The Yorkshire farmers are not above taking a practical hint from the early or late arrival of the cuckoo, Their adage on the subject runs thus:

When cuckoo calls on the bare thorn,
Sell your cow and buy your corn.

St. Valentine’s Eve has an observance of its own in the South of Scotland. The young people assemble and write the names of their acquaintances on slips of paper, placing those of the lads and lasses in separate bags apart. The maidens draw from the former, the young men from the latter, three times in succession, returning the names after the first and second times of drawing. If one person takes out the same name three times consecutively, it is without fail that of the future husband or wife.

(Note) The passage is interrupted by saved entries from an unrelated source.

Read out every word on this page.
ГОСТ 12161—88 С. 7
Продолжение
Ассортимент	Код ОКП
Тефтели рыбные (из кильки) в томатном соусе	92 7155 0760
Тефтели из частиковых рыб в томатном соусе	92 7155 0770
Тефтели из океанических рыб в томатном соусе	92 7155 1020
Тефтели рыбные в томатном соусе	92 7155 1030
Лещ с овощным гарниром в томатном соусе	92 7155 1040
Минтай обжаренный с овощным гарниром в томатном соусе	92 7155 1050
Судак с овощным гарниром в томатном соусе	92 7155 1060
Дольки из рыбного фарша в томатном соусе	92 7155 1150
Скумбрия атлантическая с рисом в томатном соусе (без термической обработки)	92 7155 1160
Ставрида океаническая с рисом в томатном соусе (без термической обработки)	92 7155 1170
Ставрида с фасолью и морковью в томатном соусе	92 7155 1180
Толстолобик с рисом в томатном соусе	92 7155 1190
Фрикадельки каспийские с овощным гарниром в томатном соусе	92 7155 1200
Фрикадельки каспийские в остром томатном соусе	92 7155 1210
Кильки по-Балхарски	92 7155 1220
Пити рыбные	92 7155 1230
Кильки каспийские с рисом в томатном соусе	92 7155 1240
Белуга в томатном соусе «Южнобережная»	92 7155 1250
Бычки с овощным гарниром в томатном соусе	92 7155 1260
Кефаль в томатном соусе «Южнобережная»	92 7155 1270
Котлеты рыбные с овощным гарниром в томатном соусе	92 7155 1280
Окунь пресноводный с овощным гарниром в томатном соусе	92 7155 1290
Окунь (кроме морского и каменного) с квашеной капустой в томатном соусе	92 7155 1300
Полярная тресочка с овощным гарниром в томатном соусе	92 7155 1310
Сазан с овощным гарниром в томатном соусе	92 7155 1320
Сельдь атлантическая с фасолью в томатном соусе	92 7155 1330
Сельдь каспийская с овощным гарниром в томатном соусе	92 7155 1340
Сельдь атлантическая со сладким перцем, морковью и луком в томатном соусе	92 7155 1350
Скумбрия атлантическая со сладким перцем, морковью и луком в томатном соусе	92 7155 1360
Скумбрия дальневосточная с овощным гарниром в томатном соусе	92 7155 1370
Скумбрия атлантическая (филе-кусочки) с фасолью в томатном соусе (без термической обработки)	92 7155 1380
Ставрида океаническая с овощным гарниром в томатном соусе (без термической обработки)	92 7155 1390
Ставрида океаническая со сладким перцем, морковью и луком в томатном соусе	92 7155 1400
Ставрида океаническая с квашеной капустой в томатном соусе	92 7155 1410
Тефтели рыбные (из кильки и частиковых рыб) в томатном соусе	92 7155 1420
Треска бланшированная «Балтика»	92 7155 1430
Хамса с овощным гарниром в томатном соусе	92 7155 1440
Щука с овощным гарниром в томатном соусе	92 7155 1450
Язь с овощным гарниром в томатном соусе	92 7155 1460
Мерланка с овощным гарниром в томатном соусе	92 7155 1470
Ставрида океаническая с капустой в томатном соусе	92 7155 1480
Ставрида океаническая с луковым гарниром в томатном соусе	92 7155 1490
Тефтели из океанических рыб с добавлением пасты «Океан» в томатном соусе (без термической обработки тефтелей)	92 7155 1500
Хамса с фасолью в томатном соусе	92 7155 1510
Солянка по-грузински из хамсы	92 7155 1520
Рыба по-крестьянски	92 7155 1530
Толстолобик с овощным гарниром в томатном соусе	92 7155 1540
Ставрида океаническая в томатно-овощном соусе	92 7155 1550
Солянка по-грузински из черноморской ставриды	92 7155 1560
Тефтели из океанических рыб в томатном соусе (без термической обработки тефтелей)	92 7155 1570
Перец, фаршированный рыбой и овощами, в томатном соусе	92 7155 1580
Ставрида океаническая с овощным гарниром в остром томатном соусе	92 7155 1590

Thus, in Burns’s song of Tam Glen the maiden sings:

Yestreen at the Valentine dealing,
My heart to my mon gi’ed a sten,
For thrice I drew ane without failing,
An’ thrice it was written, Tam Glen.

In a Buckinghamshire village, to the present day, the boys go round for halfpence to every house, singing:

Good morrow to you, Valentine,
First ’tis yours and then ’tis mine,
I’ll thank you for a Valentine.

Old people presage the weather of the coming season by that of the last three days of March, which they call the “borrowing days,” and thus rhyme about:

March borrowed from April
Three days and they were ill;
The first o’ them war wind an’ weet,
The next o’ them war snaw an’ sleet,
The last o’ them war wind an’ rain,
Which gaed the silly puir ewes come toddling hame.